Guerin of Provence explained

Guerin, Garin, Warin, or Werner (Latin: Werinus or Guarnarius; died 845 or 856) was the Count of Auvergne, Chalon, Mâcon, Autun, Arles and Duke of Provence, Burgundy, and Toulouse. Guerin established the region against the Saracens from a base of Marseille and fortified Chalon-sur-Saône (834). He took part in many campaigns during the civil wars that marked the reign of Louis the Pious (814–840) and after his death until the Treaty of Verdun (843). The primary sources for his life are charters and chronicles like the Vita Hludovici.

There is a good deal of confusion amongst authors over the exact identity of this person. He has been allocated as a son of William of Gellone and his second wife Guitbergis (or Vuithbergis) on the basis of the Liber Manualis of Dhuoda, wife of Bernard of Septimania, one of William's sons by his first wife. Otherwise, he has been recently hypothesised as the son or grandson of Adalard, Count of Chalon, who defended that site against Waifer of Aquitaine.[1] Warin was thus Count of Chalon by heredity or by grateful gift of the king[2] on account of his father's service. This latter theory hinges on the assumption that there were two Guerins who have been subsequently confused: Guerin I and his son Guerin II. Neither descent from William of Gellone nor the two persons hypothesis are universally accepted. His proximity, in extant documents of the time, to Bernard of Septimania has been used as evidence for a relationship to that family, as has the existence of a related "Count Guerin" in later charters of the 850s and 860s. Guerin has been suggested as a brother of Bernard I of Auvergne, whose relationships are unknown.

In 818, Louis the Pious granted him the Auvergne, probably because of a connection of his wife's, for she was possibly the daughter of the previous count Ithier. In 825, he received the town of Cluny from Hildebald, Bishop of Mâcon, in an exchange.

In 819, he and Berengar of Toulouse invaded Gascony to put down a rebellion of Lupus III Centule, as recorded by both the Annales regni Francorum and the Vita Hludowici. By 820, Gascony was pacified and Carolingian authority restored, but not across the Pyrenees in Navarre.

On 24 July 840 in Strasbourg, Lothair precipitated a new civil war by declaring his imperium over all the lands of the empire and, joining with his nephew Pepin II of Aquitaine, attacked the Loire Valley. While Ermenaud III of Auxerre, Arnulf of Sens, Audri of Autun, and Gerard II of Paris pledged themselves for Lothair, Guerin and Adalbert of Avallon remained with Charles the Bald. In March 841, the Burgundians faithful to Charles accompanied Guerin to Aquitaine, from which they expelled Lothair and Pepin. In May, Guerin, as dux cum Tolosanis et Provincianis, joined Charles and the king of Bavaria, Louis the German, at Châlons-sur-Marne.
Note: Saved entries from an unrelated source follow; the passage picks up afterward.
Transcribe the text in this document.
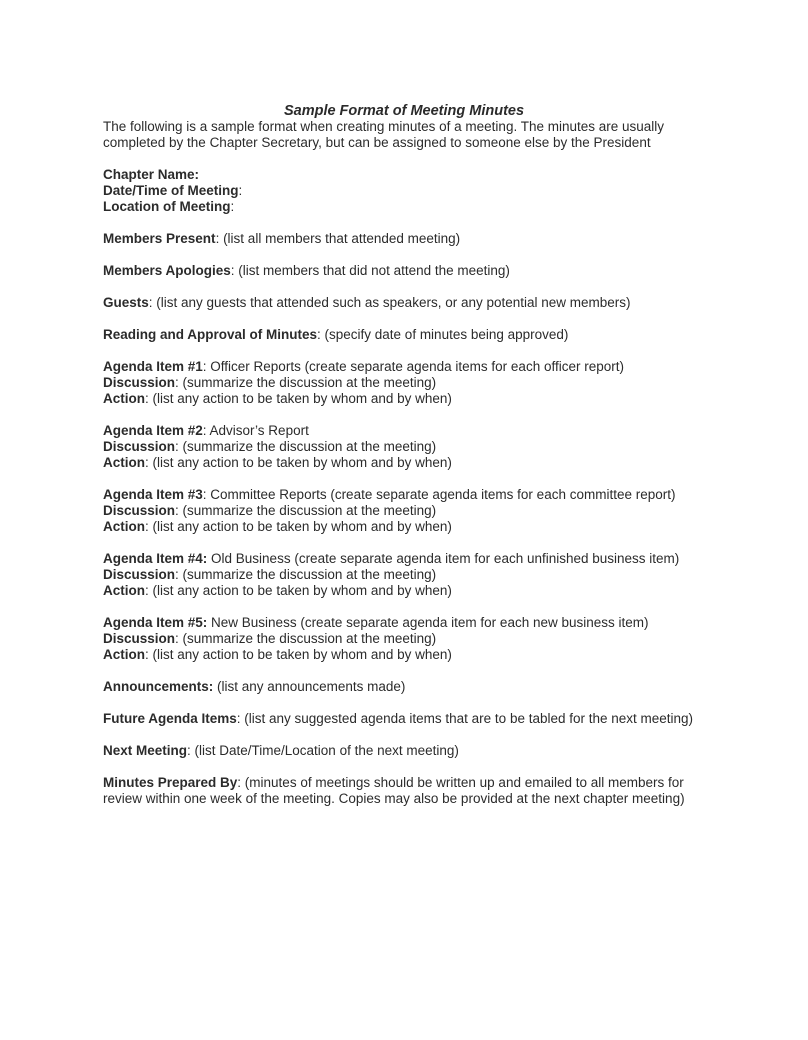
Sample Format of Meeting Minutes
The following is a sample format when creating minutes of a meeting. The minutes are usually completed by the Chapter Secretary, but can be assigned to someone else by the President
Chapter Name:
Date/Time of Meeting:
Location of Meeting:
Members Present: (list all members that attended meeting)
Members Apologies: (list members that did not attend the meeting)
Guests: (list any guests that attended such as speakers, or any potential new members)
Reading and Approval of Minutes: (specify date of minutes being approved)
Agenda Item #1: Officer Reports (create separate agenda items for each officer report)
Discussion: (summarize the discussion at the meeting)
Action: (list any action to be taken by whom and by when)
Agenda Item #2: Advisor’s Report
Discussion: (summarize the discussion at the meeting)
Action: (list any action to be taken by whom and by when)
Agenda Item #3: Committee Reports (create separate agenda items for each committee report)
Discussion: (summarize the discussion at the meeting)
Action: (list any action to be taken by whom and by when)
Agenda Item #4: Old Business (create separate agenda item for each unfinished business item)
Discussion: (summarize the discussion at the meeting)
Action: (list any action to be taken by whom and by when)
Agenda Item #5: New Business (create separate agenda item for each new business item)
Discussion: (summarize the discussion at the meeting)
Action: (list any action to be taken by whom and by when)
Announcements: (list any announcements made)
Future Agenda Items: (list any suggested agenda items that are to be tabled for the next meeting)
Next Meeting: (list Date/Time/Location of the next meeting)
Minutes Prepared By: (minutes of meetings should be written up and emailed to all members for review within one week of the meeting. Copies may also be provided at the next chapter meeting)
In June, Pepin finally joined with Lothair in Auxerre. On 25 June 841, Lothair and Pepin initiated the ensuing Battle of Fontenay and had the upper hand until the arrival of Guerin and his army of Provençals turned the tide in favour of Charles.

Charles sent Guerin to expel Bernard of Septimania from Toulouse in 842 and then against Gothia in 843. After the Treaty of Verdun in August that year, he was the dux and marchio in Provence under Lothair. He may have inherited that office from Leibulf around 829. In 844, he received Autun, which had been stripped from Bernard's heir William. The French historian Pierre Andoque asserts that Bernard was captured in 843 by Guerin in Uzès and brought before Charles to be executed in 844. He was succeeded in 845 by Fulcrad as duke, with Marseille going to a count Adalbert.

Guerin married Albane (or Ava)[3] and was the father of Isembard, Count of Autun, and perhaps of Ermengarde mother of William I, Duke of Aquitania.[4]

Sources

Notes and References

  1. Guinard. This would put Guerin I's death in 819 and make the exchange with Hildebald his son's, though this is disputed.
  2. Either Pepin the Short (died 768) or Charlemagne.
  3. In 778, Guinard asserts, though this is only possible on his hypothesis.
  4. Guinard's thesis neglects Isembard, but gives Guerin I two sons: Guerin II and Theodoric of Vergy. He also credits him as the father of Ermengard, wife of Bernard Plantapilosa.